Spatiotemporal effects of a possible chemorepulsion of tumor cells by immune system effectors

Tumor–immune system interplay is a landmark of tumor development, and chemotactic attraction of immune system cells towards a tumor is a landmark of immune control. Since tumor cells are capable of chemotactic and chemorepulsive motion, based on a number of analogies between the behavior of tumor cells and that of bacteria, and on the production of potentially chemorepulsive semaphorins by immune systems effectors, we propose here the possibility of chemorepulsion of tumor cells, elicited by chemicals produced by immune system effectors such as macrophages and cytotoxic T lymphocytes. To study the effects of this hypothesized phenomenon within the framework of the interplay of neoplasias with the innate and adaptive immune system, we appropriately extend two well-known models: the tumor–macrophage models by Owen and Sherratt [Owen and Sherratt, J. Theor.
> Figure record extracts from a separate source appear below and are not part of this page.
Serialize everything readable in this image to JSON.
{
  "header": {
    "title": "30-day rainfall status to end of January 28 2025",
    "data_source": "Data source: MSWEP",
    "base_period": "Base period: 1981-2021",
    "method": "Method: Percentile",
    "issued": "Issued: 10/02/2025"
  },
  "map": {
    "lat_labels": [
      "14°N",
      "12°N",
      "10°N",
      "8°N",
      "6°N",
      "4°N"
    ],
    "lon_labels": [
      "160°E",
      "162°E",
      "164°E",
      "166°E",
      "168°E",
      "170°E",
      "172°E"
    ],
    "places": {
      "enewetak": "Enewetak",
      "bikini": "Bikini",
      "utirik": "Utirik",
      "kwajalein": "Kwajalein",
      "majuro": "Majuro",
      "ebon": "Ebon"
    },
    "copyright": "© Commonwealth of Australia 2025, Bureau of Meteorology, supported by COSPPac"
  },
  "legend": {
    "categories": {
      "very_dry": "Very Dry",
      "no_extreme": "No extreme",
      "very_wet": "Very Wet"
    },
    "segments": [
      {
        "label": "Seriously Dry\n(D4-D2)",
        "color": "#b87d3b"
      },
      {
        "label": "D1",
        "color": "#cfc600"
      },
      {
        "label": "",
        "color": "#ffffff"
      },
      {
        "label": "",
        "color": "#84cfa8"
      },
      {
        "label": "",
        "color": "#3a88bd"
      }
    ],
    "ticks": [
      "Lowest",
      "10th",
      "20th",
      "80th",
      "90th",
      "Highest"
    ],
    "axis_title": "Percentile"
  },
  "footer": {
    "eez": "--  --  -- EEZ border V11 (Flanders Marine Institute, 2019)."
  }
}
Biol., 1998] and the Matzavinos–Chaplain model of tumor–CTL interaction [Matzavinos, Chaplain and Kuznetsov, Math. Med. Biol., 2004]. Our simulations suggest that this mechanism might allow a faster expansion of tumors, and in the concluding remarks we envisage a new possible route of immunoevasion.

► Chemorepellors for tumor cells (TCs) are produced by immune system effectors (ISEs). ► We model possible chemorepulsion of TCs, due to those chemorepellors. ► Simulations suggest that this mechanism might allow a faster expansion of tumors. ► We envisage a new possible route of immunoevasion.